We do not agree that the Department of Charities, having fully performed its obligations under the contract which created its interest, should be limited in its attempt to gain relief to an action against Aker's estate for his alleged breach of his contract. The specified and expected consideration for the Department's performance of its contractual obligations was its creditor's share of the principal sum of the life insurance policy. The Department acquired a right to its creditor's share of the proceeds, if any, which would have become payable by Aetna had its policy remained effective until the date of Aker's death. See Phoenix Mut. Life Ins. Co. v. Birkelund, 29 Cal.2d 352, 175 P.2d 5 (1946); Waxman v. Citizens Nat'l. Trust & Sav. Bank, 123 Cal.App.2d 145, 148, 266 P.2d 48 (1954). Under the stipulation, the Provident policy was, in its relation with the Aetna policy, a "replacement"; therefore, it cannot be said that the Department had, by the unilateral and contractually violative acts of Aker, been divested of all right to assert a direct claim against the insurance benefits. Whatever may have been the quality of this right as between the Department and Provident, it was, in the interpleader action, superior to the claim of the substituted beneficiary.
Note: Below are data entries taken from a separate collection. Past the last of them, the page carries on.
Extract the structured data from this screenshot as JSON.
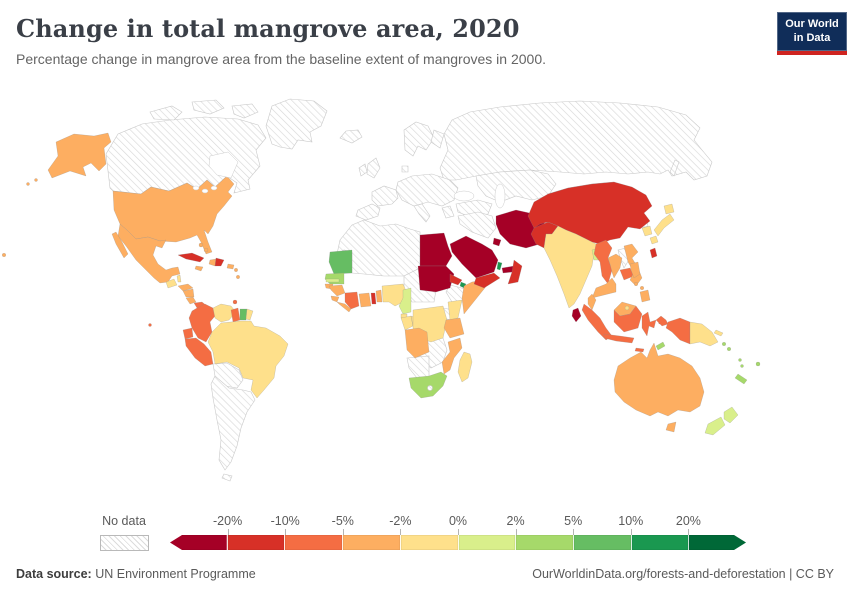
{
  "header": {
    "title": "Change in total mangrove area, 2020",
    "subtitle": "Percentage change in mangrove area from the baseline extent of mangroves in 2000.",
    "logo_line1": "Our World",
    "logo_line2": "in Data"
  },
  "legend": {
    "no_data_label": "No data",
    "tick_labels": [
      "-20%",
      "-10%",
      "-5%",
      "-2%",
      "0%",
      "2%",
      "5%",
      "10%",
      "20%"
    ],
    "bin_colors": [
      "#a50026",
      "#d73027",
      "#f46d43",
      "#fdae61",
      "#fee08b",
      "#d9ef8b",
      "#a6d96a",
      "#66bd63",
      "#1a9850",
      "#006837"
    ]
  },
  "footer": {
    "source_label": "Data source:",
    "source_value": "UN Environment Programme",
    "attribution": "OurWorldinData.org/forests-and-deforestation | CC BY"
  },
  "chart_data": {
    "type": "choropleth",
    "title": "Change in total mangrove area, 2020",
    "unit": "% change in mangrove area since 2000",
    "bin_labels": [
      "< -20%",
      "-20% to -10%",
      "-10% to -5%",
      "-5% to -2%",
      "-2% to 0%",
      "0% to 2%",
      "2% to 5%",
      "5% to 10%",
      "10% to 20%",
      "> 20%"
    ],
    "no_data_regions": [
      "Canada",
      "Greenland",
      "Iceland",
      "Europe",
      "Russia",
      "Central Asia",
      "Mongolia",
      "North Korea",
      "Turkey",
      "Iraq",
      "Afghanistan",
      "Nepal",
      "Laos",
      "North Africa",
      "Sahel",
      "Chad",
      "Ethiopia",
      "Uganda",
      "Zambia",
      "Namibia",
      "Lesotho",
      "Bolivia",
      "Chile",
      "Argentina"
    ],
    "countries": {
      "United States": 3,
      "Mexico": 3,
      "Guatemala": 4,
      "Belize": 4,
      "Honduras": 3,
      "Nicaragua": 3,
      "Costa Rica": 3,
      "Panama": 2,
      "Cuba": 1,
      "Jamaica": 3,
      "Haiti": 3,
      "Dominican Republic": 1,
      "Puerto Rico": 3,
      "Bahamas": 3,
      "Lesser Antilles": 3,
      "Trinidad and Tobago": 2,
      "Colombia": 2,
      "Venezuela": 4,
      "Guyana": 2,
      "Suriname": 7,
      "French Guiana": 4,
      "Ecuador": 2,
      "Peru": 2,
      "Brazil": 4,
      "Mauritania": 7,
      "Senegal": 6,
      "Gambia": 5,
      "Guinea-Bissau": 3,
      "Guinea": 3,
      "Sierra Leone": 3,
      "Liberia": 3,
      "Cote d'Ivoire": 2,
      "Ghana": 3,
      "Togo": 1,
      "Benin": 3,
      "Nigeria": 4,
      "Cameroon": 5,
      "Equatorial Guinea": 4,
      "Gabon": 4,
      "Republic of the Congo": 4,
      "Democratic Republic of Congo": 4,
      "Angola": 3,
      "South Africa": 6,
      "Mozambique": 3,
      "Tanzania": 3,
      "Kenya": 4,
      "Somalia": 3,
      "Madagascar": 4,
      "Egypt": 0,
      "Sudan": 0,
      "Eritrea": 1,
      "Djibouti": 8,
      "Saudi Arabia": 0,
      "Kuwait": 0,
      "Qatar": 8,
      "United Arab Emirates": 0,
      "Oman": 1,
      "Yemen": 1,
      "Iran": 0,
      "Pakistan": 1,
      "India": 4,
      "Sri Lanka": 0,
      "Bangladesh": 5,
      "Myanmar": 2,
      "Thailand": 3,
      "Cambodia": 2,
      "Vietnam": 3,
      "China": 1,
      "Taiwan": 1,
      "South Korea": 4,
      "Japan": 4,
      "Malaysia": 3,
      "Indonesia": 2,
      "Brunei": 4,
      "Philippines": 3,
      "Timor-Leste": 6,
      "Papua New Guinea": 4,
      "Australia": 3,
      "New Zealand": 5,
      "Fiji": 6,
      "Solomon Islands": 6,
      "Vanuatu": 6,
      "New Caledonia": 6
    }
  }
}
An interpleader action is directed to the equitable jurisdiction of the court. State of Texas v. State of Florida, 306 U.S. 398, 405-412, 59 S.Ct. 563, 83 L.Ed. 817 (1939). Sitting as a court in equity in an interpleader action, with all interested parties before it and with the facts undisputed, the district court, in our opinion, properly applied the law to achieve justice and to avoid unnecessary litigation. In Salinas v. Salinas, 187 Misc. 509, 62 N.Y.S.2d 385, at page 391 (1946), aff'd, 271 App.Div. 917, 67 N.Y.S. 2d 692; 296 N.Y. 1061, 73 N.E.2d 121 (1947), we find the following language:


"The defendant claims that the only remedy which the plaintiff may assert is by action at law, against the estate of the decedent, for breach of his contract not to change the beneficiary. The Metropolitan Life Insurance Company having been discharged by way of interpleader upon payment of the money into court, the action has become an equitable one, no matter what it may have been originally, and is triable by the court without a jury. Zies v. New York Life Ins. Co., 237 App.Div. 367, 261 N.Y.S. 709. The plaintiff is not limited to an action at law for breach of contract not to change the beneficiary. The plaintiff is entitled in this action to the proceeds of the certificate of insurance, and her rights are superior to the claims of a later beneficiary, though as between insurer and insured there is a reservation of the right to change the beneficiary at any time. Chaffee v. Locomotive Engineers' Mutual Life & Accident Ins. Ass'n [67 F.2d 279 (10th Cir. 1933)] supra. In Zies v. New York Life Ins. Co., supra, the court said 237 App.Div. at page 371, 261 N.Y.S. at page 713:


`The plaintiff says that, in any event, the only right given to the appellant would be an action to recover damages for breach of contract, in which action he might recover damages against the estate of the insured. That is not the only remedy. The necessary parties are now all before the court in the present action in which the appellant has been interpleaded for the purpose of disposing of all the claims of the respective parties in one action.


`The insurance company having paid the proceeds of the policy into court and interpleaded the only claimant in addition to the plaintiff, the entire controversy may now be disposed of at the trial.'"


The foregoing clearly supports our opinion that the district court committed no error. Its judgment is Affirmed.